I would like to dynamically generate a dataframe containing a header record for a report, so creating a dataframe from the value of the string below:
val headerDescs : String = "Name,Age,Location"
val headerSchema = StructType(headerDescs.split(",").map(fieldName => StructField(fieldName, StringType, true)))
However now I want to do the same for the data (which is in effect the same data i.e. the metadata).
I create an RDD :
val headerRDD = sc.parallelize(headerDescs.split(","))
I then intended to use createDataFrame to create it:
val headerDf = sqlContext.createDataFrame(headerRDD, headerSchema)
however that fails because createDataframe
is expecting a RDD[Row]
, however my RDD is an array of strings - I can't find a way of converting my RDD to a Row RDD and then mapping the fields dynamically.
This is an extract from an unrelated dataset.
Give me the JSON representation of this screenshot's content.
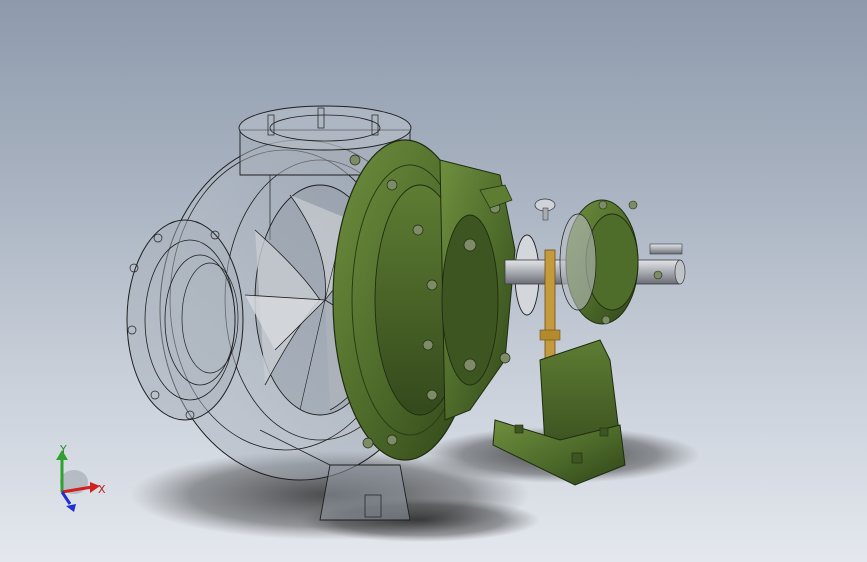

Examples I've seen assume you know the number of columns beforehand, however I want the ability eventually to be able to change the columns without changing the code - having the columns in a file for example.
Code excerpt based on first answer:
val headerDescs : String = "Name,Age,Location"
// create the schema from a string, splitting by delimiter
val headerSchema = StructType(headerDescs.split(",").map(fieldName => StructField(fieldName, StringType, true)))
// create a row from a string, splitting by delimiter
val headerRDDRows = sc.parallelize(headerDescs.split(",")).map( a => Row(a))
val headerDf = sqlContext.createDataFrame(headerRDDRows, headerSchema)
headerDf.show()
Executing this Results in:
+--------+---+--------+
| Name|Age|Location|
+--------+---+--------+
| Name|
| Age|
|Location|
+--------+---+-------